Summary: Researchers have trained rats to drive “rodent operated vehicles.” The rats were able to navigate the vehicle in unique ways and utilized novel steering patterns to find rewards. The findings reveal rats’ brains are more flexible than previously thought. Exploring how rats perform complex tasks may shed light on a range of mental health conditions and cognitive impairments.
Source: University of Richmond
Professor of Behavioral Neuroscience Kelly Lambert and her research colleagues have just published this research in the Behavioural Brain Research journal article “Enriched Environment Exposure Accelerates Rodent Driving Skills.”
This research explores how performing complex tasks, like driving, may further inform the science community about treatment for mental health conditions such as anxiety and depression.
“We already knew that rodents could recognize objects, press bars, and find their way around mazes, but we wondered if rats could learn the more complex task of operating a moving vehicle,” Lambert said.
The research team built a tiny car for the rats out of a clear plastic food container on wheels, with an aluminum floor and three copper bars functioning as a steering wheel. A total of 17 rats were trained to drive in rectangular arenas. Rats who passed their driver’s education were rewarded with Froot Loops.
“They learned to navigate the car in unique ways and engaged in steering patterns they had never used to eventually arrive at the reward,” says Lambert.
Results from this study include the following:
Rats’ brains are more flexible than previously thought. This finding could be used to understand how learning new skills may build a sense of control over the animal’s environment that may ultimately reduce stress. Because so many psychiatric illnesses such as depression and various anxiety disorders are exacerbated by stress, anything that relieves stress may provide a buffer against the onset of mental illness.

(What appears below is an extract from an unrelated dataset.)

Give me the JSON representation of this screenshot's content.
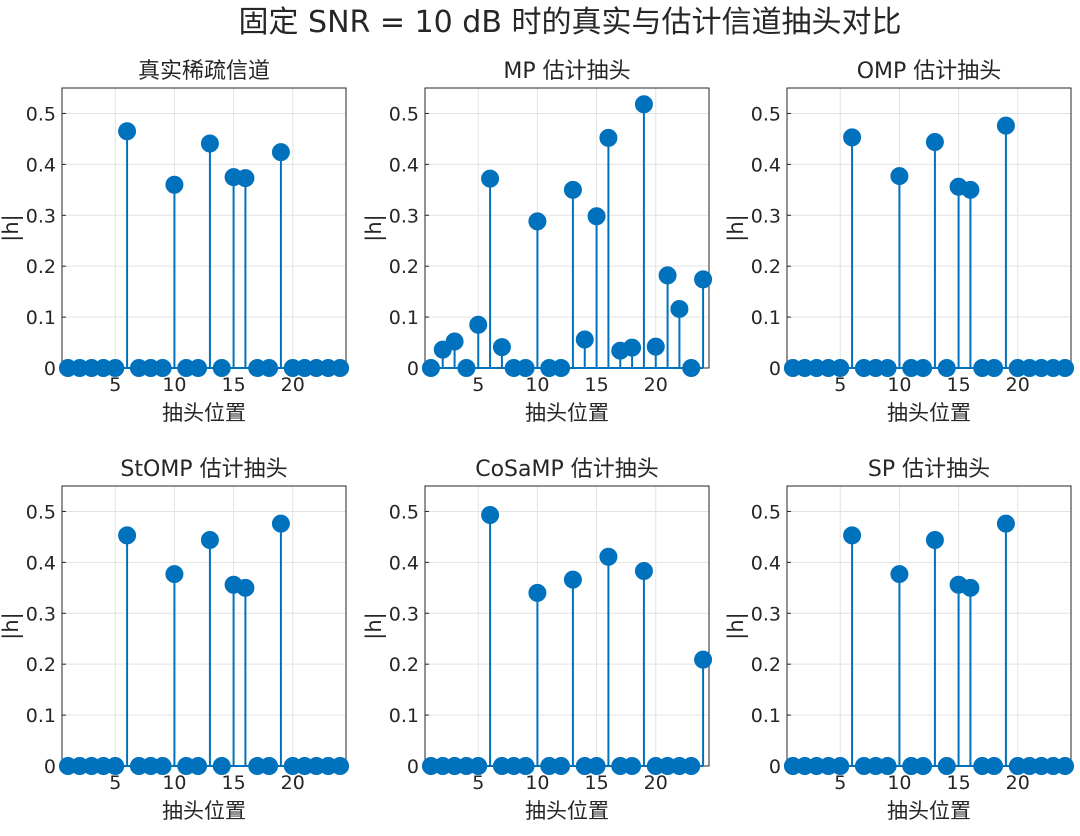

In the published study, rats that participated in the driving training had healthier stress hormone profiles than they had prior to their training. The researchers assessed hormones by measuring levels of two hormones: corticosterone, a marker of stress, and dehydroepiandrosterone (DHEA), which counteracts stress. The ratio of DHEA to corticosterone in the rats’ poop increased over the course of their driving training. In a previous study presented at the International Behavioral Neuroscience Society last summer, Lambert’s team compared driving rats to passenger (Uber) rats. They drove the Uber rats around in a remote control car for the same distances as the yoked driver rats so that the experiences were matched other than having control of the “wheel.” In this study the driving rats had higher DHEA levels (healthy hormone change) than the Uber rats. “We concluded that the rats that actually learned to drive had a greater sense of control over their environment that was accompanied by increased DHEA — something like a rodent version of what we refer to as self-efficacy or agency in humans,” Lambert said.
Rats housed in a complex, enriched environment (i.e., environment with interesting objects to interact with) learned the driving task, but rats housed in standard laboratory cages had problems learning the task (i.e., they failed their driving test).” That means the complex living environment led to more behavioral flexibility and neuroplasticity,” Lambert said. “This reminds us that our brains are constantly changing in response to our environments — and that we’re accountable for maintaining our brains moment-to-moment.”
The research team included fellow psychology professor Laura Knouse, and Apple data scientist Beth Crawford, a former psychology faculty member at UR. Alum Olivia Harding, now a research lab assistant at UR, is also assisting with this research, which she began working on as an undergraduate. Additionally, several undergraduate students were co-authors on the published manuscript and continue to work on the research program.
As for next steps, the team is now planning follow-up experiments to understand how the brain changes to accommodate the acquired driving skills — that is, the neuroplasticity that accompanies the driving training. They will also continue to explore how task mastery — e.g., driving or mastering other complex tasks — modify the stress and coping response to new challenges.
About this neuroscience research article
Source: University of Richmond Media Contacts: Sunni Brown – University of Richmond Image Source: The image is credited to Kelly Lambert/University of Richmond.
Although rarely used, long-term behavioral training protocols provide opportunities to shape complex skills in rodent laboratory investigations that incorporate cognitive, motor, visuospatial and temporal functions to achieve desired goals. In the current study, following preliminary research establishing that rats could be taught to drive a rodent operated vehicle (ROV) in a forward direction, as well as steer in more complex navigational patterns, male rats housed in an enriched environment were exposed to the rodent driving regime. Compared to standard-housed rats, enriched-housed rats demonstrated more robust learning in driving performance and their interest in the ROV persisted through extinction trials. Dehydroepiandrosterone/corticosterone (DHEA/CORT) metabolite ratios in fecal samples increased in accordance with training in all animals, suggesting that driving training, regardless of housing group, enhanced markers of emotional resilience. These results confirm the importance of enriched environments in preparing animals to engage in complex behavioral tasks. Further, behavioral models that include trained motor skills enable researchers to assess subtle alterations in motivation and behavioral response patterns that are relevant for translational research related to neurodegenerative disease and psychiatric illness.